# Notebook 05: Data merging and control variable construction

In [1]:
import pandas as pd
import numpy as np

load data

In [5]:
file_path = 'data/instrument_panel.csv'
df_panel = pd.read_csv(file_path)
df_panel['Month_ID'] = pd.PeriodIndex(df_panel['Month_ID'], freq='M')

In [6]:
file_path = 'data/final_broker_decoder_ring.csv'
df_shocks = pd.read_csv(file_path)

In [7]:
# keep relevant columns for merge
shock_map = df_shocks[['Identified_ID', 'Shock_Date', 'Broker_Name']].copy()
shock_map.rename(columns={'Identified_ID': 'Event_ID'}, inplace=True)

# merge shock date into panel
df_panel = pd.merge(df_panel, shock_map, on=['Event_ID', 'Broker_Name'], how='left')
df_panel['Shock_Date'] = pd.to_datetime(df_panel['Shock_Date'])

In [8]:
file_path = 'data/monthly_outcomes.csv'
df_outcomes = pd.read_csv(file_path)
df_outcomes['Month_ID'] = pd.PeriodIndex(df_outcomes['Month_ID'], freq='M')

In [9]:
# merge
df_merge_1 = pd.merge(
    df_panel,
    df_outcomes,
    on=['CUSIP', 'Month_ID'],
    how='left'
)
print(f"Merged outcomes shape: {df_merge_1.shape}")

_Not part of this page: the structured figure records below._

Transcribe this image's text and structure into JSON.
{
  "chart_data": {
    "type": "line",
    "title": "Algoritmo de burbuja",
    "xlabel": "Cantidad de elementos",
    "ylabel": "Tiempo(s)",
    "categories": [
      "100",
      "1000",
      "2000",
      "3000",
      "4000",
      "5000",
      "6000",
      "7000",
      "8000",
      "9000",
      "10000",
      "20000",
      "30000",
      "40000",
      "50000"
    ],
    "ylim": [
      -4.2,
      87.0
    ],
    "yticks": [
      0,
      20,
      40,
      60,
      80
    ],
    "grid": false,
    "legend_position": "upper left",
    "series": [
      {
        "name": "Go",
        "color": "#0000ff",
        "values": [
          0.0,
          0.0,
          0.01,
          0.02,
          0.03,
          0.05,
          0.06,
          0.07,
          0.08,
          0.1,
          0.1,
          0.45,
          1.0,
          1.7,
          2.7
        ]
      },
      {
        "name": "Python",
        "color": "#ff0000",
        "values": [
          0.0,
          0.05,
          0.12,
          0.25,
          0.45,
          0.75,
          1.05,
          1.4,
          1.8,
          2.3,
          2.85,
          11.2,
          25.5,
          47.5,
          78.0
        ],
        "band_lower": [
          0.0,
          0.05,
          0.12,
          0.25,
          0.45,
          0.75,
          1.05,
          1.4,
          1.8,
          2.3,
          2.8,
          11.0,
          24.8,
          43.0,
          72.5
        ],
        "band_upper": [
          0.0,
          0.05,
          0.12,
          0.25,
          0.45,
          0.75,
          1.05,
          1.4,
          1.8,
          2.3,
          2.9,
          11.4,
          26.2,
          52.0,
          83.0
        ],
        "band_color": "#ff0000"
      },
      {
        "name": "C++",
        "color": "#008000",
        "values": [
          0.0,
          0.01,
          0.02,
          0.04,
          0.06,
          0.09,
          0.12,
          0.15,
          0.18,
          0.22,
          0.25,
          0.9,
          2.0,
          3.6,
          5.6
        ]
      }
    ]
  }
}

Merged outcomes shape: (70344, 18)


In [10]:
file_path = 'data/compustat_annual.csv'
cols_comp = [
    'gvkey', 'tic', 'cusip', 'fyear', 'datadate',
    'at',      # Total Assets
    'ni',      # Net Income
    'dltt',    # Long Term Debt
    'dlc',     # Debt in Current Liab
    'prcc_f',  # Price Close (Fiscal)
    'csho',    # Shares Outstanding
    'ceq',     # Common Equity
    'xrd',     # R&D Expense
    'sich'     # Historical SIC Code (Industry)
]
df_fund = pd.read_csv(file_path, usecols=lambda x: x.lower() in cols_comp)
df_fund.columns = df_fund.columns.str.lower()

Construct control variables

In [11]:
# firm size = log(Total Assets)
df_fund['Size'] = np.log(df_fund['at'].replace(0, np.nan))

# return on assets = Net Income / Total Assets
df_fund['ROA'] = df_fund['ni'] / df_fund['at']

# leverage = (Long Term Debt + Current Debt) / Total Assets
df_fund['Total_Debt'] = df_fund['dltt'].fillna(0) + df_fund['dlc'].fillna(0)
df_fund['Leverage'] = df_fund['Total_Debt'] / df_fund['at']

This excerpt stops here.